At every juncture, their copious written report met lethargy, procrastination, convenient incredulity allowing inaction, or ineffective action from everyone from Winston Churchill to Franklin Roosevelt to the pope. The critical information, which Walter and Fred had intended to save the soon-to-be murdered Hungarian Jews was not only kept from them because of secret, futile negotiations between Hungarian Jewish leadership and the Nazis, but they were delivered willful misinformation—bogus "Everything's fine" postcards written by their relatives in Auschwitz at the direction of their murderers moments before they were shoved into the gas chambers.

 

Does any of this resonate with misinformation campaigns today? With the difficulty of battling big lies with truth? With worldwide campaigns to create inaction or self-sabotaging actions among people who accept carefully crafted public relations, or, worse, only care about protecting their own positions?

 

Rudi Vrba, Wetzler, and two other Jews who escaped after the first two, were more frustrated than you probably are at this point of my recount, so what did they do?

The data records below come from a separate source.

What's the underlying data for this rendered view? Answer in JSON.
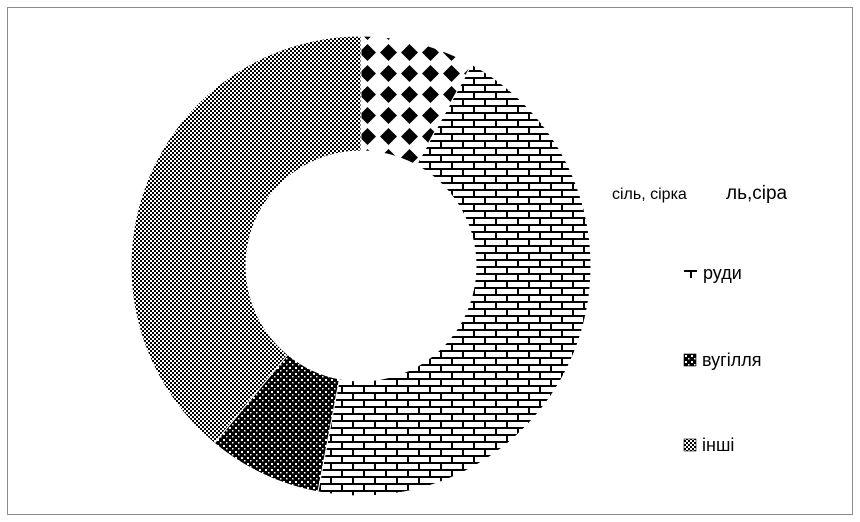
{
  "chart_data": {
    "type": "pie",
    "variant": "doughnut",
    "title": "",
    "categories": [
      "сіль, сірка",
      "руди",
      "вугілля",
      "інші"
    ],
    "values": [
      8,
      45,
      8,
      39
    ],
    "patterns": [
      "diamond-checker",
      "brick",
      "dense-dots",
      "fine-grid"
    ],
    "legend_position": "right",
    "overlapping_legend_fragment": "ль,сіра"
  }
}
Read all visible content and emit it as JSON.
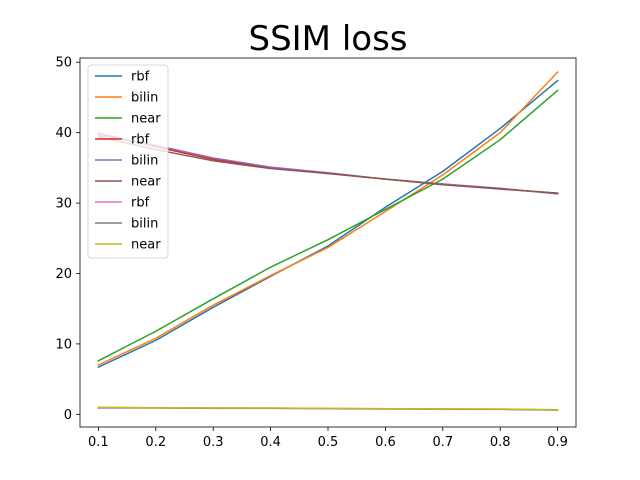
{
  "chart_data": {
    "type": "line",
    "title": "SSIM loss",
    "xlabel": "",
    "ylabel": "",
    "x": [
      0.1,
      0.2,
      0.3,
      0.4,
      0.5,
      0.6,
      0.7,
      0.8,
      0.9
    ],
    "xlim": [
      0.068,
      0.932
    ],
    "ylim": [
      -1.8,
      50.6
    ],
    "xticks": [
      "0.1",
      "0.2",
      "0.3",
      "0.4",
      "0.5",
      "0.6",
      "0.7",
      "0.8",
      "0.9"
    ],
    "yticks": [
      "0",
      "10",
      "20",
      "30",
      "40",
      "50"
    ],
    "grid": false,
    "legend_position": "top-left",
    "series": [
      {
        "name": "rbf",
        "color": "#1f77b4",
        "values": [
          6.7,
          10.5,
          15.2,
          19.6,
          23.9,
          29.4,
          34.5,
          40.6,
          47.4
        ]
      },
      {
        "name": "bilin",
        "color": "#ff7f0e",
        "values": [
          7.0,
          10.8,
          15.5,
          19.7,
          23.7,
          28.8,
          34.0,
          40.0,
          48.6
        ]
      },
      {
        "name": "near",
        "color": "#2ca02c",
        "values": [
          7.6,
          11.8,
          16.4,
          20.9,
          24.8,
          29.1,
          33.4,
          39.0,
          46.0
        ]
      },
      {
        "name": "rbf",
        "color": "#d62728",
        "values": [
          39.9,
          38.0,
          36.2,
          35.0,
          34.2,
          33.4,
          32.7,
          32.0,
          31.4
        ]
      },
      {
        "name": "bilin",
        "color": "#9467bd",
        "values": [
          39.6,
          38.2,
          36.4,
          35.1,
          34.3,
          33.4,
          32.7,
          32.1,
          31.3
        ]
      },
      {
        "name": "near",
        "color": "#8c564b",
        "values": [
          39.4,
          37.6,
          36.0,
          34.9,
          34.2,
          33.4,
          32.6,
          32.0,
          31.4
        ]
      },
      {
        "name": "rbf",
        "color": "#e377c2",
        "values": [
          0.9,
          0.9,
          0.85,
          0.85,
          0.8,
          0.75,
          0.7,
          0.7,
          0.6
        ]
      },
      {
        "name": "bilin",
        "color": "#7f7f7f",
        "values": [
          0.95,
          0.92,
          0.9,
          0.88,
          0.82,
          0.78,
          0.75,
          0.72,
          0.62
        ]
      },
      {
        "name": "near",
        "color": "#bcbd22",
        "values": [
          1.0,
          0.95,
          0.92,
          0.9,
          0.85,
          0.8,
          0.78,
          0.75,
          0.65
        ]
      }
    ]
  }
}
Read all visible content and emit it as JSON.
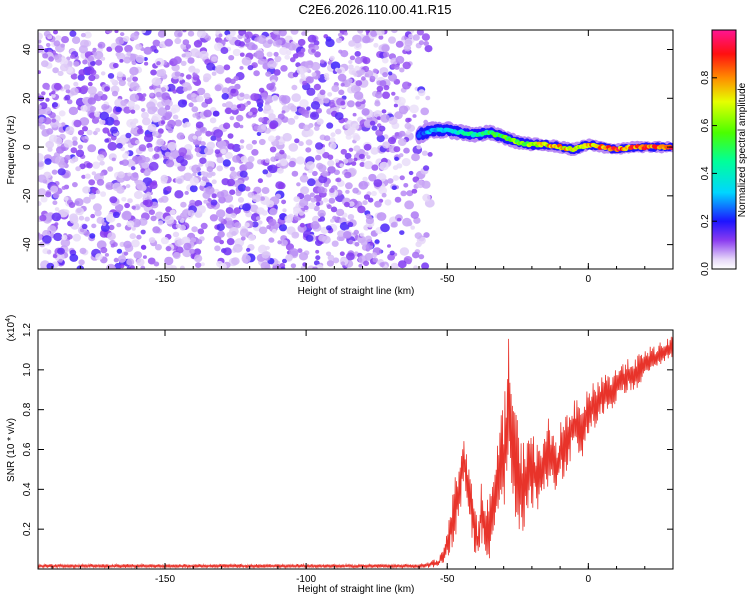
{
  "title": "C2E6.2026.110.00.41.R15",
  "chart_data": [
    {
      "type": "heatmap",
      "xlabel": "Height of straight line (km)",
      "ylabel": "Frequency (Hz)",
      "xlim": [
        -195,
        30
      ],
      "ylim": [
        -50,
        48
      ],
      "xticks": [
        -150,
        -100,
        -50,
        0
      ],
      "yticks": [
        -40,
        -20,
        0,
        20,
        40
      ],
      "colorbar": {
        "label": "Normalized spectral amplitude",
        "range": [
          0.0,
          1.0
        ],
        "ticks": [
          0.0,
          0.2,
          0.4,
          0.6,
          0.8
        ]
      },
      "noise_region_km": [
        -195,
        -57
      ],
      "signal_track": {
        "x": [
          -60,
          -55,
          -50,
          -45,
          -40,
          -35,
          -30,
          -25,
          -20,
          -15,
          -10,
          -5,
          0,
          5,
          10,
          15,
          20,
          25,
          30
        ],
        "frequency_hz": [
          5,
          7,
          7,
          6,
          5,
          6,
          4,
          2,
          1,
          1,
          0,
          -1,
          1,
          0,
          -1,
          0,
          0,
          0,
          0
        ],
        "amplitude": [
          0.25,
          0.35,
          0.4,
          0.45,
          0.5,
          0.55,
          0.6,
          0.65,
          0.7,
          0.8,
          0.85,
          0.75,
          0.85,
          0.9,
          0.95,
          0.9,
          0.95,
          0.9,
          0.95
        ]
      }
    },
    {
      "type": "line",
      "xlabel": "Height of straight line (km)",
      "ylabel": "SNR (10 * v/v)",
      "scale_label": "(x10",
      "scale_exponent": "4",
      "scale_close": ")",
      "xlim": [
        -195,
        30
      ],
      "ylim": [
        0,
        1.2
      ],
      "xticks": [
        -150,
        -100,
        -50,
        0
      ],
      "yticks": [
        0.2,
        0.4,
        0.6,
        0.8,
        1.0,
        1.2
      ],
      "series": [
        {
          "name": "SNR",
          "color": "#e8332a",
          "x": [
            -195,
            -150,
            -100,
            -60,
            -53,
            -50,
            -48,
            -46,
            -45,
            -44,
            -42,
            -40,
            -39,
            -38,
            -36,
            -35,
            -34,
            -32,
            -31,
            -30,
            -29,
            -28,
            -27,
            -26,
            -25,
            -24,
            -22,
            -21,
            -20,
            -18,
            -16,
            -15,
            -14,
            -12,
            -11,
            -10,
            -8,
            -7,
            -6,
            -4,
            -3,
            -2,
            0,
            2,
            4,
            6,
            8,
            10,
            12,
            14,
            16,
            18,
            20,
            22,
            24,
            26,
            28,
            30
          ],
          "base": [
            0.015,
            0.015,
            0.015,
            0.015,
            0.03,
            0.12,
            0.25,
            0.38,
            0.5,
            0.55,
            0.35,
            0.18,
            0.12,
            0.3,
            0.2,
            0.22,
            0.28,
            0.4,
            0.5,
            0.55,
            0.65,
            0.85,
            0.6,
            0.55,
            0.5,
            0.4,
            0.45,
            0.55,
            0.5,
            0.45,
            0.48,
            0.55,
            0.6,
            0.55,
            0.5,
            0.58,
            0.62,
            0.65,
            0.7,
            0.72,
            0.7,
            0.68,
            0.8,
            0.82,
            0.85,
            0.9,
            0.88,
            0.92,
            0.95,
            0.97,
            0.98,
            1.0,
            1.02,
            1.05,
            1.06,
            1.08,
            1.1,
            1.12
          ],
          "amp": [
            0.008,
            0.008,
            0.008,
            0.008,
            0.02,
            0.06,
            0.12,
            0.16,
            0.14,
            0.12,
            0.12,
            0.1,
            0.08,
            0.14,
            0.12,
            0.14,
            0.16,
            0.2,
            0.22,
            0.25,
            0.28,
            0.3,
            0.28,
            0.25,
            0.22,
            0.2,
            0.18,
            0.18,
            0.16,
            0.15,
            0.15,
            0.14,
            0.14,
            0.13,
            0.13,
            0.13,
            0.12,
            0.12,
            0.12,
            0.11,
            0.11,
            0.11,
            0.1,
            0.1,
            0.09,
            0.09,
            0.08,
            0.08,
            0.08,
            0.07,
            0.07,
            0.07,
            0.06,
            0.06,
            0.06,
            0.05,
            0.05,
            0.05
          ]
        }
      ]
    }
  ]
}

They decided to disseminate their report themselves.

 

Author Jonathan Freedland wrote this story because Vrba's life deserves the same attention as other Holocaust celebrities. Vrba probably had zero interest in this kind of notoriety cum power. His mission was always to save lives. He rallied his strengths for this mission: a keen ability to observe and will everything he saw to memory. He was not a genius, but by sheer conviction and dedication, he developed a kind of savant memory for details. He believed change was worth any risk.

 

And change did come—much slower than Vrba and Wetzler wanted—and it came because the Vrba-Wetzler Report finally reached a few people who would act. And pressure began to build against the Hungarian deportations. And a Hungarian government who really didn't mind the deportations, acceded to the pressure. And gradually more people with none of the ethics and mission of Vrba and Wetzler began to act. They acted as a herd. And two young Slovakian Jews saved 200,000 Hungarians who would never know about them.

 

We are herd animals and apparently most of us are not directed by an inner compass. Nevertheless, Vrba's story shows that a few people with relentless will to do the right thing—and the requisite craziness to carry out the mission—can choose to be the one to start a herd action, and by this choice, actually change the direction of a world herd.

 

Will you commit to "being the one"—the one to say "That's wrong" out loud when you see something cruel; the one to start the applause when something worthy of praise happens; the one to run to help or hug when you witness the need; the one to sound the first pitch and get the whole damned choir singing?